I stand up straight, testing my equilibrium. It’s way off. I immediately feel like I’m going to fall over.
“You’re getting worse,” Bastian observes.
“I’m dizzy, that’s all. Give me a minute.”
We don’t have a minute. We’re standing out in the open, surrounded by fields and filthy water rushing by at a staggering pace, his enemies closing in on us with every ragged breath I take. A minute is a luxury we definitely do not have.
He gives it to me anyway.
I stare at the river, mesmerized by its frothing current. I’ve been trying to avoid it all day but when you’re marching next to it, it’s hard to miss. It’s a mess. The banks are muddied and covered in debris. Tree branches, bits of buildings, fences. Animals, distended and drowned. Cows. Pigs. Chickens. The scavenger birds will be coming for them soon. We’ll have to keep moving or they’ll mistake us for a snack.

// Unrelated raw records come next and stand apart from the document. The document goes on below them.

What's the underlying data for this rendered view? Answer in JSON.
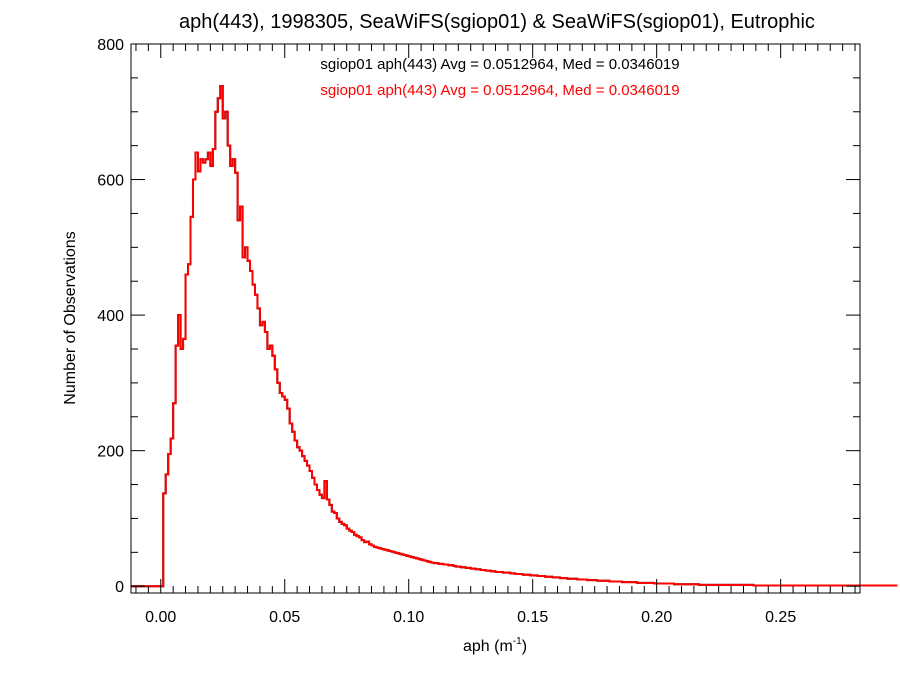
{
  "chart_data": {
    "type": "histogram",
    "title": "aph(443), 1998305, SeaWiFS(sgiop01) & SeaWiFS(sgiop01), Eutrophic",
    "xlabel": "aph (m",
    "xlabel_sup": "-1",
    "xlabel_close": ")",
    "ylabel": "Number of Observations",
    "xlim": [
      -0.012,
      0.282
    ],
    "ylim": [
      -10,
      800
    ],
    "grid": false,
    "x_ticks": [
      {
        "value": 0.0,
        "label": "0.00"
      },
      {
        "value": 0.05,
        "label": "0.05"
      },
      {
        "value": 0.1,
        "label": "0.10"
      },
      {
        "value": 0.15,
        "label": "0.15"
      },
      {
        "value": 0.2,
        "label": "0.20"
      },
      {
        "value": 0.25,
        "label": "0.25"
      }
    ],
    "y_ticks": [
      {
        "value": 0,
        "label": "0"
      },
      {
        "value": 200,
        "label": "200"
      },
      {
        "value": 400,
        "label": "400"
      },
      {
        "value": 600,
        "label": "600"
      },
      {
        "value": 800,
        "label": "800"
      }
    ],
    "colors": {
      "series_primary": "#000000",
      "series_secondary": "#ff0000",
      "axes": "#000000"
    },
    "series": [
      {
        "name": "sgiop01 aph(443)",
        "color": "#000000",
        "annotation": "sgiop01 aph(443) Avg = 0.0512964, Med = 0.0346019",
        "bin_width": 0.001,
        "x_start": -0.012,
        "counts": [
          0,
          0,
          0,
          0,
          0,
          0,
          0,
          0,
          0,
          0,
          0,
          0,
          0,
          137,
          165,
          195,
          218,
          270,
          355,
          400,
          350,
          365,
          460,
          475,
          545,
          600,
          640,
          612,
          630,
          625,
          630,
          640,
          620,
          645,
          700,
          720,
          738,
          690,
          700,
          650,
          620,
          630,
          610,
          540,
          560,
          485,
          500,
          480,
          465,
          445,
          430,
          410,
          385,
          390,
          375,
          350,
          355,
          340,
          320,
          300,
          285,
          280,
          275,
          262,
          240,
          228,
          215,
          205,
          200,
          192,
          185,
          178,
          170,
          160,
          150,
          142,
          135,
          130,
          155,
          128,
          120,
          110,
          108,
          100,
          95,
          92,
          90,
          85,
          82,
          80,
          76,
          74,
          72,
          68,
          65,
          66,
          62,
          60,
          58,
          57,
          56,
          55,
          54,
          53,
          52,
          51,
          50,
          49,
          48,
          47,
          46,
          45,
          44,
          43,
          42,
          41,
          40,
          39,
          38,
          37,
          36,
          35,
          34,
          34,
          33,
          33,
          32,
          32,
          31,
          31,
          30,
          29,
          29,
          28,
          28,
          27,
          27,
          26,
          26,
          25,
          25,
          24,
          24,
          23,
          23,
          22,
          22,
          21,
          21,
          21,
          20,
          20,
          20,
          19,
          19,
          18,
          18,
          18,
          17,
          17,
          17,
          16,
          16,
          16,
          15,
          15,
          15,
          14,
          14,
          14,
          13,
          13,
          13,
          12,
          12,
          12,
          11,
          11,
          11,
          11,
          10,
          10,
          10,
          10,
          9,
          9,
          9,
          9,
          8,
          8,
          8,
          8,
          8,
          7,
          7,
          7,
          7,
          7,
          6,
          6,
          6,
          6,
          6,
          6,
          5,
          5,
          5,
          5,
          5,
          5,
          5,
          4,
          4,
          4,
          4,
          4,
          4,
          4,
          4,
          3,
          3,
          3,
          3,
          3,
          3,
          3,
          3,
          3,
          3,
          2,
          2,
          2,
          2,
          2,
          2,
          2,
          2,
          2,
          2,
          2,
          2,
          2,
          2,
          2,
          2,
          2,
          2,
          2,
          2,
          2,
          2,
          1,
          1,
          1,
          1,
          1,
          1,
          1,
          1,
          1,
          1,
          1,
          1,
          1,
          1,
          1,
          1,
          1,
          1,
          1,
          1,
          1,
          1,
          1,
          1,
          1,
          1,
          1,
          1,
          1,
          1,
          1,
          1,
          1,
          1,
          1,
          1,
          1,
          1,
          1,
          1,
          1,
          1,
          1,
          1,
          1,
          1,
          1,
          1,
          1,
          1,
          1,
          1,
          1,
          1,
          1,
          1,
          1,
          1
        ]
      },
      {
        "name": "sgiop01 aph(443)",
        "color": "#ff0000",
        "annotation": "sgiop01 aph(443) Avg = 0.0512964, Med = 0.0346019",
        "bin_width": 0.001,
        "x_start": -0.012,
        "counts": [
          0,
          0,
          0,
          0,
          0,
          0,
          0,
          0,
          0,
          0,
          0,
          0,
          0,
          137,
          165,
          195,
          218,
          270,
          355,
          400,
          350,
          365,
          460,
          475,
          545,
          600,
          640,
          612,
          630,
          625,
          630,
          640,
          620,
          645,
          700,
          720,
          738,
          690,
          700,
          650,
          620,
          630,
          610,
          540,
          560,
          485,
          500,
          480,
          465,
          445,
          430,
          410,
          385,
          390,
          375,
          350,
          355,
          340,
          320,
          300,
          285,
          280,
          275,
          262,
          240,
          228,
          215,
          205,
          200,
          192,
          185,
          178,
          170,
          160,
          150,
          142,
          135,
          130,
          155,
          128,
          120,
          110,
          108,
          100,
          95,
          92,
          90,
          85,
          82,
          80,
          76,
          74,
          72,
          68,
          65,
          66,
          62,
          60,
          58,
          57,
          56,
          55,
          54,
          53,
          52,
          51,
          50,
          49,
          48,
          47,
          46,
          45,
          44,
          43,
          42,
          41,
          40,
          39,
          38,
          37,
          36,
          35,
          34,
          34,
          33,
          33,
          32,
          32,
          31,
          31,
          30,
          29,
          29,
          28,
          28,
          27,
          27,
          26,
          26,
          25,
          25,
          24,
          24,
          23,
          23,
          22,
          22,
          21,
          21,
          21,
          20,
          20,
          20,
          19,
          19,
          18,
          18,
          18,
          17,
          17,
          17,
          16,
          16,
          16,
          15,
          15,
          15,
          14,
          14,
          14,
          13,
          13,
          13,
          12,
          12,
          12,
          11,
          11,
          11,
          11,
          10,
          10,
          10,
          10,
          9,
          9,
          9,
          9,
          8,
          8,
          8,
          8,
          8,
          7,
          7,
          7,
          7,
          7,
          6,
          6,
          6,
          6,
          6,
          6,
          5,
          5,
          5,
          5,
          5,
          5,
          5,
          4,
          4,
          4,
          4,
          4,
          4,
          4,
          4,
          3,
          3,
          3,
          3,
          3,
          3,
          3,
          3,
          3,
          3,
          2,
          2,
          2,
          2,
          2,
          2,
          2,
          2,
          2,
          2,
          2,
          2,
          2,
          2,
          2,
          2,
          2,
          2,
          2,
          2,
          2,
          2,
          1,
          1,
          1,
          1,
          1,
          1,
          1,
          1,
          1,
          1,
          1,
          1,
          1,
          1,
          1,
          1,
          1,
          1,
          1,
          1,
          1,
          1,
          1,
          1,
          1,
          1,
          1,
          1,
          1,
          1,
          1,
          1,
          1,
          1,
          1,
          1,
          1,
          1,
          1,
          1,
          1,
          1,
          1,
          1,
          1,
          1,
          1,
          1,
          1,
          1,
          1,
          1,
          1,
          1,
          1,
          1,
          1,
          1
        ]
      }
    ]
  }
}
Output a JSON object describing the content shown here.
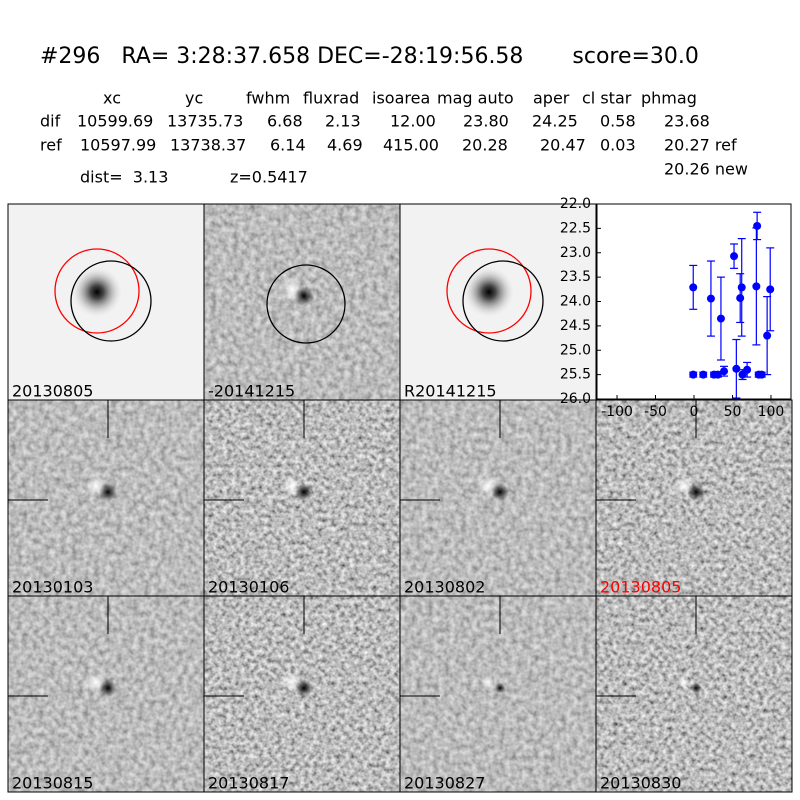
{
  "header": {
    "title": "#296   RA= 3:28:37.658 DEC=-28:19:56.58       score=30.0"
  },
  "table": {
    "columns": [
      "xc",
      "yc",
      "fwhm",
      "fluxrad",
      "isoarea",
      "mag auto",
      "aper",
      "cl star",
      "phmag"
    ],
    "rows": [
      [
        "dif",
        "10599.69",
        "13735.73",
        "6.68",
        "2.13",
        "12.00",
        "23.80",
        "24.25",
        "0.58",
        "23.68"
      ],
      [
        "ref",
        "10597.99",
        "13738.37",
        "6.14",
        "4.69",
        "415.00",
        "20.28",
        "20.47",
        "0.03",
        "20.27 ref"
      ]
    ],
    "note": "20.26 new"
  },
  "dist": "dist=  3.13",
  "z": "z=0.5417",
  "panels": [
    "20130805",
    "-20141215",
    "R20141215"
  ],
  "stamps": [
    "20130103",
    "20130106",
    "20130802",
    "20130805",
    "20130815",
    "20130817",
    "20130827",
    "20130830"
  ],
  "chart_data": {
    "type": "scatter",
    "color": "#0000ff",
    "x": [
      -1,
      -1,
      12,
      22,
      26,
      31,
      35,
      39,
      52,
      55,
      60,
      62,
      63,
      69,
      81,
      82,
      84,
      88,
      95,
      99
    ],
    "values": [
      23.71,
      25.5,
      25.5,
      23.94,
      25.5,
      25.5,
      24.35,
      25.43,
      23.07,
      25.38,
      23.93,
      23.71,
      25.5,
      25.4,
      23.69,
      22.45,
      25.5,
      25.5,
      24.7,
      23.75
    ],
    "errors": [
      0.45,
      0.05,
      0.05,
      0.77,
      0.05,
      0.05,
      0.85,
      0.1,
      0.25,
      0.6,
      0.5,
      1.0,
      0.1,
      0.15,
      1.2,
      0.28,
      0.05,
      0.05,
      0.8,
      0.85
    ],
    "xlim": [
      -126,
      126
    ],
    "xticks": [
      -100,
      -50,
      0,
      50,
      100
    ],
    "ylim": [
      26.0,
      22.0
    ],
    "yticks": [
      {
        "value": 22.0,
        "label": "22.0"
      },
      {
        "value": 22.5,
        "label": "22.5"
      },
      {
        "value": 23.0,
        "label": "23.0"
      },
      {
        "value": 23.5,
        "label": "23.5"
      },
      {
        "value": 24.0,
        "label": "24.0"
      },
      {
        "value": 24.5,
        "label": "24.5"
      },
      {
        "value": 25.0,
        "label": "25.0"
      },
      {
        "value": 25.5,
        "label": "25.5"
      },
      {
        "value": 26.0,
        "label": "26.0"
      }
    ]
  }
}
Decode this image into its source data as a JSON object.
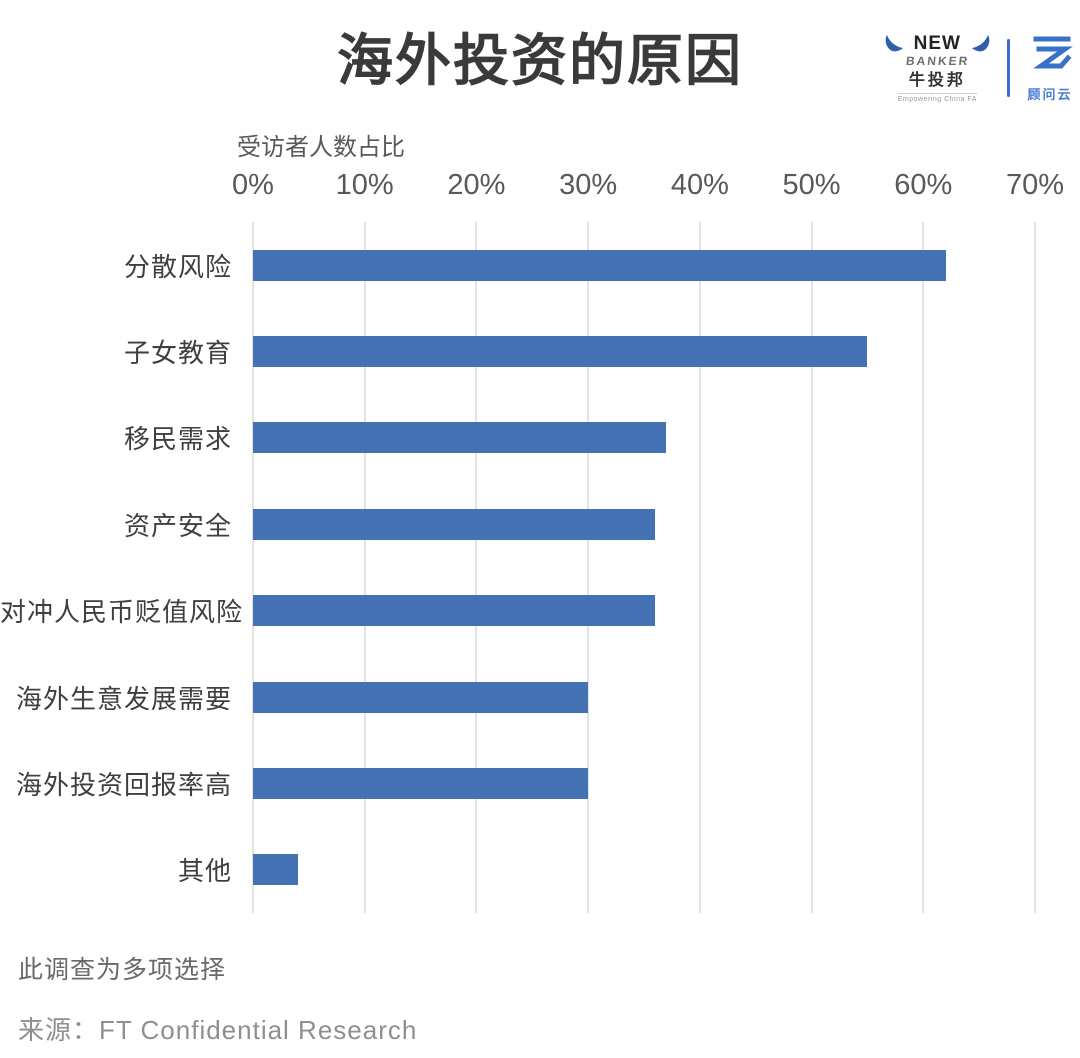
{
  "header": {
    "brand": {
      "newbanker": {
        "line1": "NEW",
        "line2": "BANKER",
        "name": "牛投邦",
        "tagline": "Empowering China FA"
      },
      "guwenyun": {
        "name": "顾问云"
      }
    }
  },
  "chart_data": {
    "type": "bar",
    "orientation": "horizontal",
    "title": "海外投资的原因",
    "axis_label": "受访者人数占比",
    "categories": [
      "分散风险",
      "子女教育",
      "移民需求",
      "资产安全",
      "对冲人民币贬值风险",
      "海外生意发展需要",
      "海外投资回报率高",
      "其他"
    ],
    "values": [
      62,
      55,
      37,
      36,
      36,
      30,
      30,
      4
    ],
    "unit": "%",
    "xlim": [
      0,
      70
    ],
    "ticks": [
      "0%",
      "10%",
      "20%",
      "30%",
      "40%",
      "50%",
      "60%",
      "70%"
    ],
    "grid": "vertical",
    "legend": "none",
    "bar_color": "#4572b5",
    "notes": [
      "此调查为多项选择",
      "来源：FT Confidential Research"
    ]
  }
}
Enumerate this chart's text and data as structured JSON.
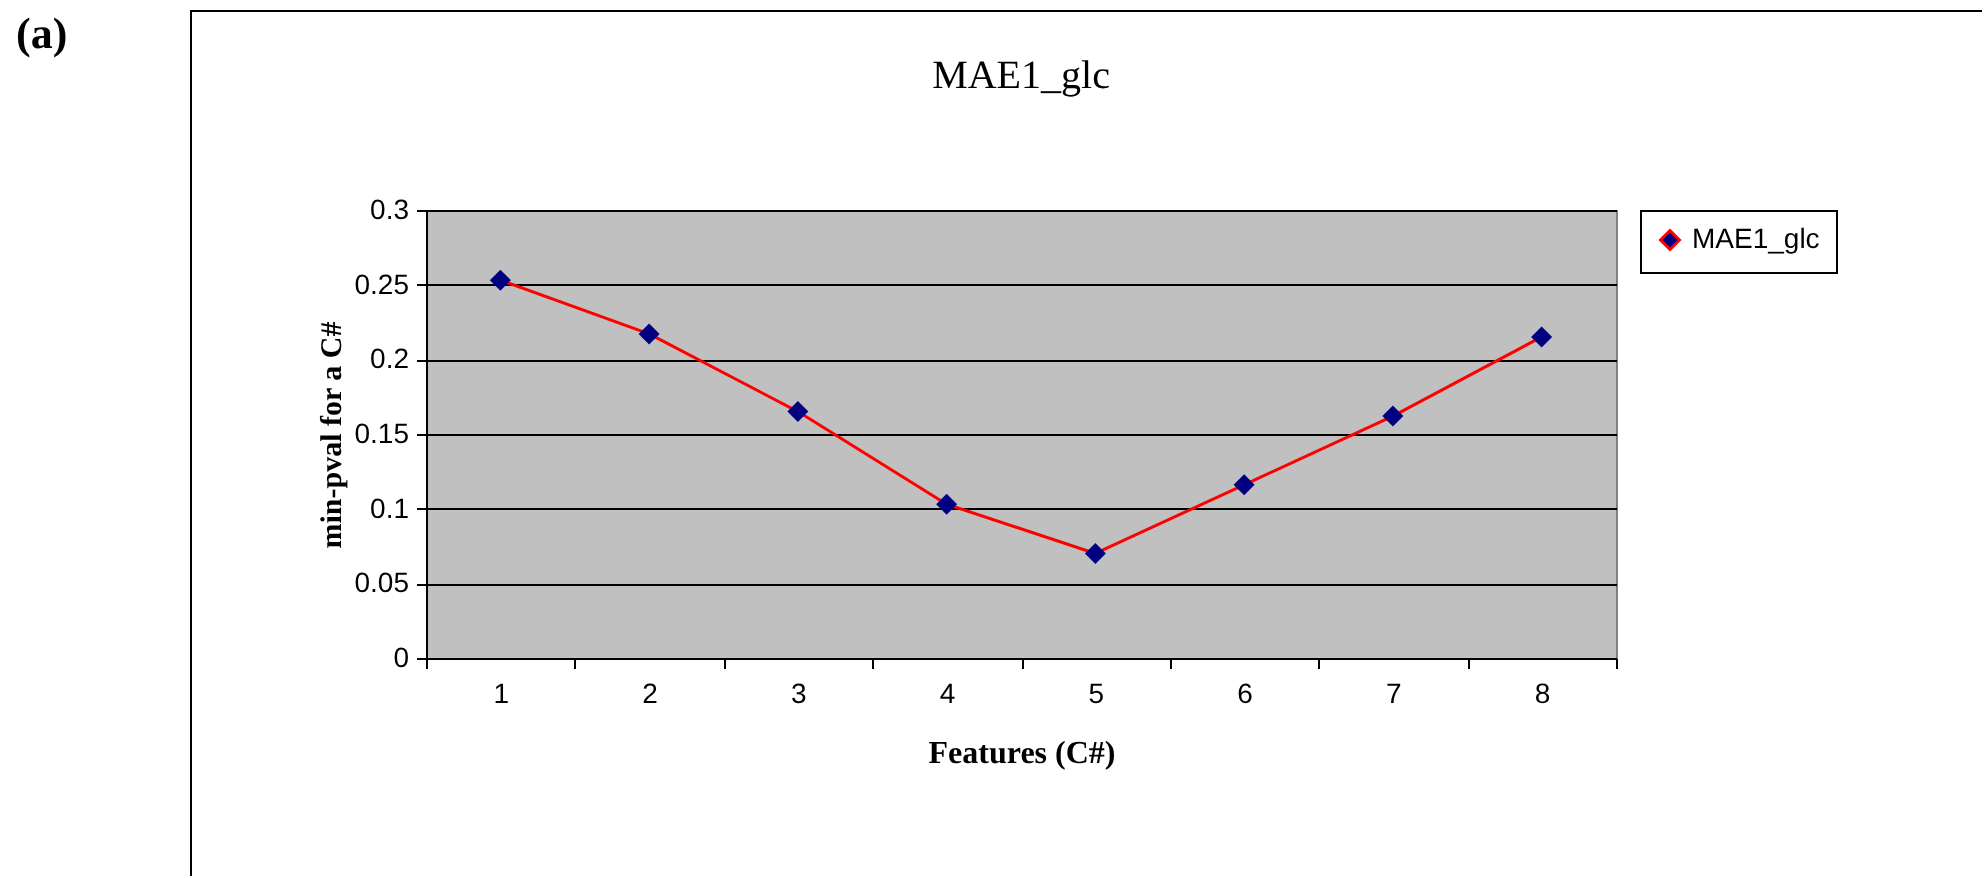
{
  "chart_data": {
    "type": "line",
    "title": "MAE1_glc",
    "xlabel": "Features (C#)",
    "ylabel": "min-pval for a C#",
    "annotations": [
      "(a)"
    ],
    "categories": [
      "1",
      "2",
      "3",
      "4",
      "5",
      "6",
      "7",
      "8"
    ],
    "series": [
      {
        "name": "MAE1_glc",
        "color": "#ff0000",
        "values": [
          0.253,
          0.217,
          0.165,
          0.103,
          0.07,
          0.116,
          0.162,
          0.215
        ]
      }
    ],
    "ylim": [
      0,
      0.3
    ],
    "yticks": [
      0,
      0.05,
      0.1,
      0.15,
      0.2,
      0.25,
      0.3
    ],
    "grid": "y",
    "legend": "right",
    "marker": "diamond",
    "line_style": "solid"
  }
}
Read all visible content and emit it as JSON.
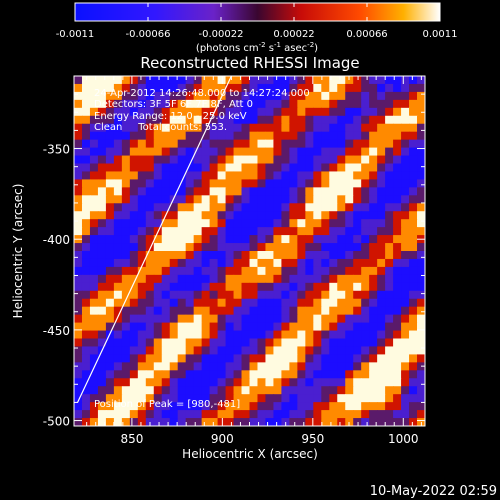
{
  "chart_data": {
    "type": "heatmap",
    "title": "Reconstructed RHESSI Image",
    "xlabel": "Heliocentric X (arcsec)",
    "ylabel": "Heliocentric Y (arcsec)",
    "xlim": [
      818,
      1012
    ],
    "ylim": [
      -503,
      -310
    ],
    "xticks": [
      850,
      900,
      950,
      1000
    ],
    "yticks": [
      -350,
      -400,
      -450,
      -500
    ],
    "colorbar": {
      "min": -0.0011,
      "max": 0.0011,
      "tick_values": [
        -0.0011,
        -0.00066,
        -0.00022,
        0.00022,
        0.00066,
        0.0011
      ],
      "tick_labels": [
        "-0.0011",
        "-0.00066",
        "-0.00022",
        "0.00022",
        "0.00066",
        "0.0011"
      ],
      "unit_label": "(photons cm",
      "unit_exp1": "-2",
      "unit_mid": " s",
      "unit_exp2": "-1",
      "unit_mid2": " asec",
      "unit_exp3": "-2",
      "unit_end": ")"
    },
    "annotations": {
      "time_range": "24-Apr-2012 14:26:48.000 to 14:27:24.000",
      "detectors": "Detectors: 3F 5F 6F 7F 8F, Att 0",
      "energy": "Energy Range: 12.0 - 25.0 keV",
      "clean": "Clean     Total counts: 553.",
      "peak": "Position of Peak = [980,-481]"
    },
    "limb_line": {
      "x": [
        820,
        905
      ],
      "y": [
        -490,
        -310
      ]
    },
    "peak": {
      "x": 980,
      "y": -481
    },
    "colors": {
      "low": "#1c0dff",
      "mid_low": "#4a1fd0",
      "mid": "#5a1a6a",
      "mid_high": "#d01400",
      "high": "#ff8a00",
      "max": "#fffbe0"
    }
  },
  "footer": {
    "timestamp": "10-May-2022 02:59"
  }
}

It’s getting worse the farther east we hike. Honestly, the reason I haven’t looked at the river too closely is because I’m terrified of what I’ll find. Out here at the edge of civilization the wall of water hit farmland. There weren’t many people. But the closer we get to home, to Loire and her heavy population, the death toll will rise. Sharply.
“It’s bad, isn’t it?” I ask Bastian.
He follows my eyes to the river. His face is grim. “Yeah. It’s bad.”
“Go through it with me?”
“What do you mean?”
“Dad and I do this whenever something bad happens. We break it down together so we know all the facts. It makes it easier to deal with stuff when you’ve got it all laid out.” I breathe deep through my nose, out through my mouth. “Power will be out. Farms are flooded.”
“Crops are destroyed.”
“The grain stores in Loire are gone.”
“Washed out,” he agrees, his face surprised like he hadn’t thought of that until now. “They were on low land close to the river.”
“Floods bring disease.”
“Typhoid, cholera, malaria, yellow fever. Mosquitos will bring more. Plumbing will be worthless.”
“No fresh water,” I add.
“The sewers could back up and flood into the river. If you have an open wound, you’re dead.”